Rocketium’s analytics breaks down designs by their individual elements and let teams see what gets higher clickthrough rates. For example, it can give detailed feedback like “Creatives should have 40-50% clean space and no more than 3 products,” or “Copy should be in sentence case. This improves readability.” It can also analyze the impact of things like copy, layouts, colors and product mix on clickthrough, taking the guesswork out of decisions like whether to use antique white or cadet blue in a design.
Sirur says he was inspired by developer tools. “I come from the software world where you have automated tests, you have compilers, all of them are doing most of the work for people,” he said. “Nobody’s going and using character-by-character tools. But in the marketing world, something like that does not exist. We have built an interesting thing to solve this specific problem, which is like a compiler or automated tests that exist in the dev world. You can automatically deconstruct a creative and run a whole bunch of rules.”
Rocketium has also been investing in generative AI. At first it built models for individual clients, before working on a general purpose model that can be trained for different companies based on their past creative content, brand guidelines and performance. Users can tell Rocketium’s generative AI tools what channel they are creating content for, what its objective is and what tone they want it to have. The software produces drafts, evaluate and rewrite briefs, rephrase language and tell teams if their content is diverse and inclusive enough.
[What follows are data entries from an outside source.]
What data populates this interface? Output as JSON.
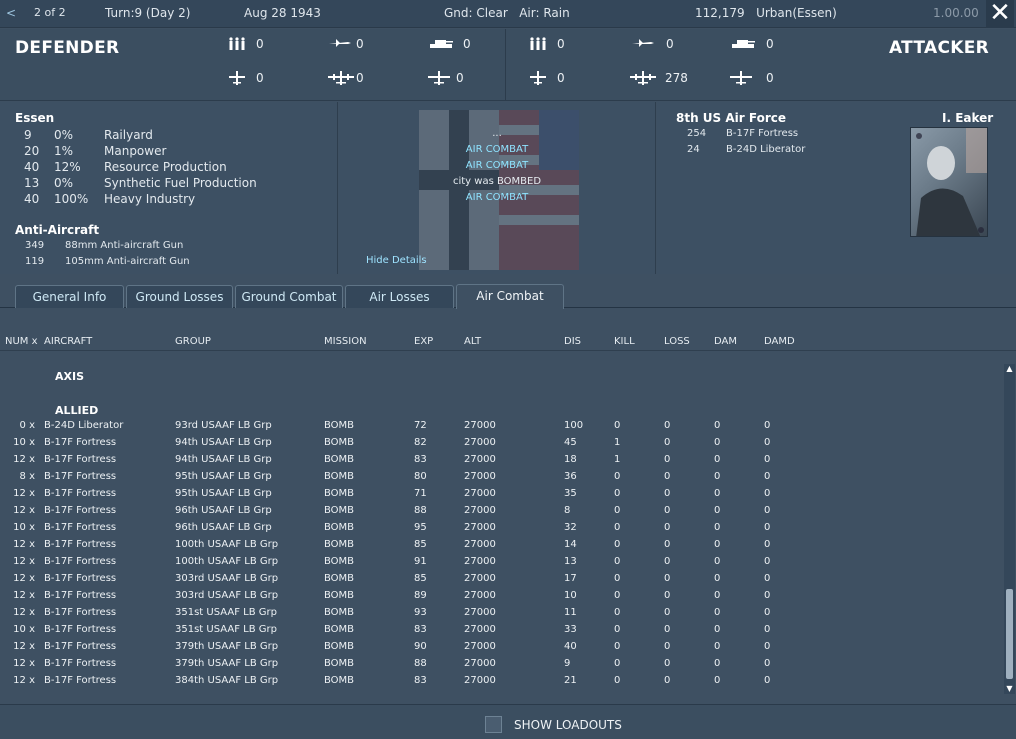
{
  "topbar": {
    "back": "<",
    "page": "2 of 2",
    "turn": "Turn:9 (Day 2)",
    "date": "Aug 28 1943",
    "weather": "Gnd: Clear   Air: Rain",
    "location": "112,179   Urban(Essen)",
    "version": "1.00.00",
    "close": "✕"
  },
  "defender": {
    "title": "DEFENDER",
    "units": {
      "infantry": "0",
      "fighter": "0",
      "tank": "0",
      "ju87": "0",
      "bomber": "0",
      "fighter2": "0"
    }
  },
  "attacker": {
    "title": "ATTACKER",
    "units": {
      "infantry": "0",
      "fighter": "0",
      "tank": "0",
      "ju87": "0",
      "bomber": "278",
      "fighter2": "0"
    }
  },
  "left_panel": {
    "city": "Essen",
    "targets": [
      {
        "n": "9",
        "pct": "0%",
        "name": "Railyard"
      },
      {
        "n": "20",
        "pct": "1%",
        "name": "Manpower"
      },
      {
        "n": "40",
        "pct": "12%",
        "name": "Resource Production"
      },
      {
        "n": "13",
        "pct": "0%",
        "name": "Synthetic Fuel Production"
      },
      {
        "n": "40",
        "pct": "100%",
        "name": "Heavy Industry"
      }
    ],
    "aa_title": "Anti-Aircraft",
    "aa": [
      {
        "n": "349",
        "name": "88mm Anti-aircraft Gun"
      },
      {
        "n": "119",
        "name": "105mm Anti-aircraft Gun"
      }
    ]
  },
  "mid_panel": {
    "events": [
      "...",
      "AIR COMBAT",
      "AIR COMBAT",
      "city was BOMBED",
      "AIR COMBAT"
    ],
    "hide_details": "Hide Details"
  },
  "right_panel": {
    "force": "8th US Air Force",
    "commander": "I. Eaker",
    "units": [
      {
        "n": "254",
        "name": "B-17F Fortress"
      },
      {
        "n": "24",
        "name": "B-24D Liberator"
      }
    ]
  },
  "tabs": [
    "General Info",
    "Ground Losses",
    "Ground Combat",
    "Air Losses",
    "Air Combat"
  ],
  "table": {
    "headers": [
      "NUM x",
      "AIRCRAFT",
      "GROUP",
      "MISSION",
      "EXP",
      "ALT",
      "DIS",
      "KILL",
      "LOSS",
      "DAM",
      "DAMD"
    ],
    "axis_label": "AXIS",
    "allied_label": "ALLIED",
    "rows": [
      [
        "0 x",
        "B-24D Liberator",
        "93rd USAAF LB Grp",
        "BOMB",
        "72",
        "27000",
        "100",
        "0",
        "0",
        "0",
        "0"
      ],
      [
        "10 x",
        "B-17F Fortress",
        "94th USAAF LB Grp",
        "BOMB",
        "82",
        "27000",
        "45",
        "1",
        "0",
        "0",
        "0"
      ],
      [
        "12 x",
        "B-17F Fortress",
        "94th USAAF LB Grp",
        "BOMB",
        "83",
        "27000",
        "18",
        "1",
        "0",
        "0",
        "0"
      ],
      [
        "8 x",
        "B-17F Fortress",
        "95th USAAF LB Grp",
        "BOMB",
        "80",
        "27000",
        "36",
        "0",
        "0",
        "0",
        "0"
      ],
      [
        "12 x",
        "B-17F Fortress",
        "95th USAAF LB Grp",
        "BOMB",
        "71",
        "27000",
        "35",
        "0",
        "0",
        "0",
        "0"
      ],
      [
        "12 x",
        "B-17F Fortress",
        "96th USAAF LB Grp",
        "BOMB",
        "88",
        "27000",
        "8",
        "0",
        "0",
        "0",
        "0"
      ],
      [
        "10 x",
        "B-17F Fortress",
        "96th USAAF LB Grp",
        "BOMB",
        "95",
        "27000",
        "32",
        "0",
        "0",
        "0",
        "0"
      ],
      [
        "12 x",
        "B-17F Fortress",
        "100th USAAF LB Grp",
        "BOMB",
        "85",
        "27000",
        "14",
        "0",
        "0",
        "0",
        "0"
      ],
      [
        "12 x",
        "B-17F Fortress",
        "100th USAAF LB Grp",
        "BOMB",
        "91",
        "27000",
        "13",
        "0",
        "0",
        "0",
        "0"
      ],
      [
        "12 x",
        "B-17F Fortress",
        "303rd USAAF LB Grp",
        "BOMB",
        "85",
        "27000",
        "17",
        "0",
        "0",
        "0",
        "0"
      ],
      [
        "12 x",
        "B-17F Fortress",
        "303rd USAAF LB Grp",
        "BOMB",
        "89",
        "27000",
        "10",
        "0",
        "0",
        "0",
        "0"
      ],
      [
        "12 x",
        "B-17F Fortress",
        "351st USAAF LB Grp",
        "BOMB",
        "93",
        "27000",
        "11",
        "0",
        "0",
        "0",
        "0"
      ],
      [
        "10 x",
        "B-17F Fortress",
        "351st USAAF LB Grp",
        "BOMB",
        "83",
        "27000",
        "33",
        "0",
        "0",
        "0",
        "0"
      ],
      [
        "12 x",
        "B-17F Fortress",
        "379th USAAF LB Grp",
        "BOMB",
        "90",
        "27000",
        "40",
        "0",
        "0",
        "0",
        "0"
      ],
      [
        "12 x",
        "B-17F Fortress",
        "379th USAAF LB Grp",
        "BOMB",
        "88",
        "27000",
        "9",
        "0",
        "0",
        "0",
        "0"
      ],
      [
        "12 x",
        "B-17F Fortress",
        "384th USAAF LB Grp",
        "BOMB",
        "83",
        "27000",
        "21",
        "0",
        "0",
        "0",
        "0"
      ]
    ]
  },
  "footer": {
    "show_loadouts": "SHOW LOADOUTS"
  }
}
Sirur said the scale of campaigns produced by Rocketium is typically tens of thousands of pieces of content in a month. Companies use Rocketium for website and app content, in addition to marketing campaigns. Some use Rocketium to produce physical content, including posters, for retail stores. One of Rocketium’s largest customers used it to produce 100,000 pieces of content per month during their largest sale period.
Rocketium’s main competitor is Adobe, which has been expanding its capabilities with acquisitions like Omniture for analytics and Workfront for project management. Sirur says Rocketium’s advantage is the ability to handle many different parts of the design lifecycle, including project management, analytics and discussions, in one platform without teams having to use multiple software like Asana, Google Drive and email.
Since last year, Rocketium’s enterprise revenue has grown from one million to two million. It now has a team of 65 people. Its latest funding will be used to hire more people who have experience working with large enterprises, and for its expansion in the United States.